Step 1: Understanding the Concept:
For the ball to be suspended, the net force on it must be zero.
Upward forces: Electric force (\( qE \)) and Buoyant force (\( F_B \)).
Downward force: Weight (\( mg \)).
Step 2: Key Formula or Approach:
Equilibrium equation: \( qE + V \rho_{oil} g = V \rho_{ball} g \)

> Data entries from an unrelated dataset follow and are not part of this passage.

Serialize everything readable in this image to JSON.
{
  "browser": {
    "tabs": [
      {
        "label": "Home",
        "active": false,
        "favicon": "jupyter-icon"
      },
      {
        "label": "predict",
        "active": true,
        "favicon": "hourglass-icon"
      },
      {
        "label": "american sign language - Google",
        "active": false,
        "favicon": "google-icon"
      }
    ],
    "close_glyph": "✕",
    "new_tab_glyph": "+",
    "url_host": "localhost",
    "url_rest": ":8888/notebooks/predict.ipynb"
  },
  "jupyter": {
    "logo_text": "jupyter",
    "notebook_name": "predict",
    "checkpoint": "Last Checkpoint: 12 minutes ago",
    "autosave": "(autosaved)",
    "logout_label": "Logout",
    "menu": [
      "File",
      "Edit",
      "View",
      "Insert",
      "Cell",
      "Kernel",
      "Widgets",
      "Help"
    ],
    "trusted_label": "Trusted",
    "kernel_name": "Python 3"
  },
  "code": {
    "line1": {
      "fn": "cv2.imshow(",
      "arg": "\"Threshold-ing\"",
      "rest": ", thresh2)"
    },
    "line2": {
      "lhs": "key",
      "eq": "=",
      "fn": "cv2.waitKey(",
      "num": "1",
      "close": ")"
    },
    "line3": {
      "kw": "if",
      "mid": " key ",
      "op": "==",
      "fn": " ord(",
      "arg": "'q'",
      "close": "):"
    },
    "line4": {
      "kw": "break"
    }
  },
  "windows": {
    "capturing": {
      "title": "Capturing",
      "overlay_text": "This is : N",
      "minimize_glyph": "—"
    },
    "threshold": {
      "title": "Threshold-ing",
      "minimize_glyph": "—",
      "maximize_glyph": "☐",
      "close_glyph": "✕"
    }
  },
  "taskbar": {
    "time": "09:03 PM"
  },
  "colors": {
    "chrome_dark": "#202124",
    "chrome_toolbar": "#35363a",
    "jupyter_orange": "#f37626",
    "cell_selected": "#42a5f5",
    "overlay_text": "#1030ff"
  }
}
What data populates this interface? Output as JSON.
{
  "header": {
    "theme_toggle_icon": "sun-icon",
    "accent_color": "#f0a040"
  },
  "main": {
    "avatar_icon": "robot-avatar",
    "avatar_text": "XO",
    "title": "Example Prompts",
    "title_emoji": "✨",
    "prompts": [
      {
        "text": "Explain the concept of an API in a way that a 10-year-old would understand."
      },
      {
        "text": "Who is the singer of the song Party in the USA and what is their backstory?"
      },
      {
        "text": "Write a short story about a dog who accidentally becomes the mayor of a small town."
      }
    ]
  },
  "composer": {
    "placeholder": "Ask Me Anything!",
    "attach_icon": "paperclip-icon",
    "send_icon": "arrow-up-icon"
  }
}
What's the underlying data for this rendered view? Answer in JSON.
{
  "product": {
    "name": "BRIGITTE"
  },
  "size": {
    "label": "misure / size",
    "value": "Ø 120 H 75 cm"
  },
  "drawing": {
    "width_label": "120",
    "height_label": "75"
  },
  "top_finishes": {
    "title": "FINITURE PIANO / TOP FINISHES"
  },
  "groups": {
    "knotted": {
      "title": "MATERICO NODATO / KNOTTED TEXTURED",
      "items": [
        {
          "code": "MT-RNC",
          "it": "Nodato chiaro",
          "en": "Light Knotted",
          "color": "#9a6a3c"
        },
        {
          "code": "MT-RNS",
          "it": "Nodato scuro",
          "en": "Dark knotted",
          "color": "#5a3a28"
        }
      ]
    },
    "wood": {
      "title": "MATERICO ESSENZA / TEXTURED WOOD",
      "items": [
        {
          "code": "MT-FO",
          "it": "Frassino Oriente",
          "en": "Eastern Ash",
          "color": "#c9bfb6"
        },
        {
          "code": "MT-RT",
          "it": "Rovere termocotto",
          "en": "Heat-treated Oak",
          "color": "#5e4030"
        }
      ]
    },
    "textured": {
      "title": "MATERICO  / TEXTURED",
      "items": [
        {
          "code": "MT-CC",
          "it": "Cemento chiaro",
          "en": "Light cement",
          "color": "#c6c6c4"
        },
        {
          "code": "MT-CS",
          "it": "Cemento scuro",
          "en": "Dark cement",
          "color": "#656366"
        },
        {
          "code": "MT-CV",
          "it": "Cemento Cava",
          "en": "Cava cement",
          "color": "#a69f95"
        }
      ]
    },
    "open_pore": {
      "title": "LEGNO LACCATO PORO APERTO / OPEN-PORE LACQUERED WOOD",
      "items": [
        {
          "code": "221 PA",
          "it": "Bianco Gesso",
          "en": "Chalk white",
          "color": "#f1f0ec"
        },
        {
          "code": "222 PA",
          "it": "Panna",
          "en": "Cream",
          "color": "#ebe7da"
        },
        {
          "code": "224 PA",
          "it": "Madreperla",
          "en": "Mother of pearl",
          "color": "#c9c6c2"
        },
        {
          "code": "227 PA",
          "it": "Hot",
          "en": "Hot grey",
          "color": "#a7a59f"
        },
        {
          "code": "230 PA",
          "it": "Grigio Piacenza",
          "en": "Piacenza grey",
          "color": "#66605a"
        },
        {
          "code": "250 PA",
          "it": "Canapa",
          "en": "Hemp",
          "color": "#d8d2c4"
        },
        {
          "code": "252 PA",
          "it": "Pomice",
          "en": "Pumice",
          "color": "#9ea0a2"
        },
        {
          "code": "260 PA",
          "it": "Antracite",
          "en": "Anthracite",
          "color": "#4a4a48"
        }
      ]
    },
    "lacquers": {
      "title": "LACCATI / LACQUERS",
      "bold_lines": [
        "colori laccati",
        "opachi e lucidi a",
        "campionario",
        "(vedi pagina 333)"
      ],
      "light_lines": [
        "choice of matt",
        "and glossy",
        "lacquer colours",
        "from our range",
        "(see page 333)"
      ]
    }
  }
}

Rearranging: \( qE = V g (\rho_{ball} - \rho_{oil}) \)
Where \( V \) is the volume of the ball.
Step 3: Detailed Explanation:
1. Volume calculation:
Diameter \( D = 1 \, \text{cm} \implies \text{Radius } R = 0.5 \, \text{cm} = 0.5 \times 10^{-2} \, \text{m} \).
\[ V = \frac{4}{3} \pi R^3 = \frac{4}{3} \pi (0.5 \times 10^{-2})^3 = \frac{4}{3} \pi \times 0.125 \times 10^{-6} \, \text{m}^3 \]
2. Densities in SI units:
\( \rho_{ball} = 8.0 \, \text{g/cc} = 8000 \, \text{kg/m}^3 \)
\( \rho_{oil} = 0.8 \, \text{g/cc} = 800 \, \text{kg/m}^3 \)
3. Substituting into the balance equation:
\[ q \times 600\pi = \left( \frac{4}{3} \pi \times 0.125 \times 10^{-6} \right) \times 10 \times (8000 - 800) \]
Cancel \( \pi \) and simplify:
\[ 600 q = \frac{4}{3} \times 0.125 \times 10^{-5} \times 7200 \]
\[ 600 q = \left( \frac{4 \times 7200}{3} \right) \times 0.125 \times 10^{-5} \]
\[ 600 q = (4 \times 2400) \times 0.125 \times 10^{-5} \]
\[ 600 q = 9600 \times 0.125 \times 10^{-5} \]
\[ 600 q = 1200 \times 10^{-5} \]
\[ q = \frac{1200}{600} \times 10^{-5} = 2 \times 10^{-5} \, \text{C} \]
Step 4: Final Answer:
The charge on the ball is $2 \times 10^{-5}$ C.